Il est maintenant établi que les zones de transmission instables et faibles sont les zones d’émergence de souches résistantes : dans ces régions, la population a une immunité faible contre le paludisme, conduisant à de fortes parasitémies, induisant des formes symptomatiques plus fréquentes qu’en zone de transmission stable, donc davantage de traitements. Le taux de traitement par infection est ainsi plus élevé (toutes infections confondues, symptomatiques ou asymptomatiques), ce qui augmente le risque de sélection de mutants résistants, d’autant que la probabilité de mutation est plus élevée en raison de la parasitémie plus élevée.

Dissémination des résistances

Une fois que les souches résistantes ont émergé, d’autres facteurs contribuent à leur dissémination. Le vecteur ne semble pas constituer le facteur majeur de dissémination, car son périmètre d’activité dépasse rarement le kilomètre, sauf dans le cas de transport par divers véhicules. L’agent de dissémination principal reste l’humain, d’une part par la longue durée d’infection (en moyenne 200 jours), qui augmente la probabilité de contact avec un traitement antipaludique et de transmission à un autre hôte, et d’autre part par l’importance de ses déplacements.
En addition à la lutte antivectorielle, le contrôle du paludisme implique donc le traitement des infections par des combinaisons de molécules actives.
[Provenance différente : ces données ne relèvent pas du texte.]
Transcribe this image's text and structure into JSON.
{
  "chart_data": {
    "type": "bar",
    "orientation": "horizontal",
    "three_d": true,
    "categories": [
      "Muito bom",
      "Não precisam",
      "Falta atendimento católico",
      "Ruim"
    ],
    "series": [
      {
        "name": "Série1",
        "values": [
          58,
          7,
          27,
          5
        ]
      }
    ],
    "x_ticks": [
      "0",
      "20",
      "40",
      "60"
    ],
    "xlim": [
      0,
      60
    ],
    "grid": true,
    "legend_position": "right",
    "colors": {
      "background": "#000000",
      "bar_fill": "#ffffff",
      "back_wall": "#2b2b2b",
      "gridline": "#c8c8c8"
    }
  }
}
Ce qui a pour effet de limiter l’émergence de résistances car le parasite est éliminé rapidement de l’organisme, diminuant ainsi la durée moyenne d’infection et limitant la transmission des parasites résistants.
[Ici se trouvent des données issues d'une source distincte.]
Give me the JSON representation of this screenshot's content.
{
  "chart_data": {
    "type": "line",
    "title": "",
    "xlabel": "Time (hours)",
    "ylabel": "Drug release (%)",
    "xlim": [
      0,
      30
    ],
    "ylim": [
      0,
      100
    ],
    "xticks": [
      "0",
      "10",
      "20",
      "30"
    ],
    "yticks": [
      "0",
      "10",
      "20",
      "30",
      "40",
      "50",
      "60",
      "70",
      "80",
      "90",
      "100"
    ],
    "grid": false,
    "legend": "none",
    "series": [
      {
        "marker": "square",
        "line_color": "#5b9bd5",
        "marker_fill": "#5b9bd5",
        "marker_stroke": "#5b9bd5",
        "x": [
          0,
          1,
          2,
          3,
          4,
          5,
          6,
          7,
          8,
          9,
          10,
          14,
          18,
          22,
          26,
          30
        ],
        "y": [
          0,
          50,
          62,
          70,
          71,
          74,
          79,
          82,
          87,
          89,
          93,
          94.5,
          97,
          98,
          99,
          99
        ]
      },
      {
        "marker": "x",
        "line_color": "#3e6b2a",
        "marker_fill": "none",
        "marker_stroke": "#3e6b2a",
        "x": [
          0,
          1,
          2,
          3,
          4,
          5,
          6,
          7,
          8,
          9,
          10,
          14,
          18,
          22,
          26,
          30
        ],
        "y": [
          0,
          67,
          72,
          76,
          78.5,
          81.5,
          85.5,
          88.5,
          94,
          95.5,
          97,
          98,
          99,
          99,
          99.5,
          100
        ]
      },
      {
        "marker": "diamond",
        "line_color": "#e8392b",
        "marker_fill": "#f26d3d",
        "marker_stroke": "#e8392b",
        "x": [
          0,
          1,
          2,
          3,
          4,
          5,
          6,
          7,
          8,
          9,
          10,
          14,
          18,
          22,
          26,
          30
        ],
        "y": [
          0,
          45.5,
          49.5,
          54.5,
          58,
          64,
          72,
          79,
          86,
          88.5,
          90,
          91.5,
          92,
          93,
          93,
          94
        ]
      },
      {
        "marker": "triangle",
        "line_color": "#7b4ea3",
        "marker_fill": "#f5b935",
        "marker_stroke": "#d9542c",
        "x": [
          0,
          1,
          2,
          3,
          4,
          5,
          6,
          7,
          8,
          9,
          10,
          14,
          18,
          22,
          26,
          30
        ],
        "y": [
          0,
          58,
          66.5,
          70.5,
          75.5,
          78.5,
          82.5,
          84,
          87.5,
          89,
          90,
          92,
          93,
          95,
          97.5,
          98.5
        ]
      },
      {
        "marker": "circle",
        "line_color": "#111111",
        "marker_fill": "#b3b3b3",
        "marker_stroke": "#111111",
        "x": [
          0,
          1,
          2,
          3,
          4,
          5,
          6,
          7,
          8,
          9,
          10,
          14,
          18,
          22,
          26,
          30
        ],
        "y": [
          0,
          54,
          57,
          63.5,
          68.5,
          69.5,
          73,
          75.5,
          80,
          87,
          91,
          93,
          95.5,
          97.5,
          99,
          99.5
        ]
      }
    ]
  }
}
La résistance de P. vivax à la chloroquine est différente de celle de P. falciparum. Elle est apparue après trente ans d’utilisation de la chloroquine (versus 10 ans pour P. falciparum), en raison de la nécessité de plusieurs mutations complexes de P. vivax pour acquérir ce caractère résistant. Les gamétocytes de P. vivax sont sensibles à la chloroquine, diminuant la durée de l’infection et, par là, la transmission. Enfin, le système immunitaire semble être plus en mesure de contrôler les infections à P. vivax, conduisant à des parasitémies plus faibles. Mais les infections par des souches résistantes à la chloroquine semblent plus sévères.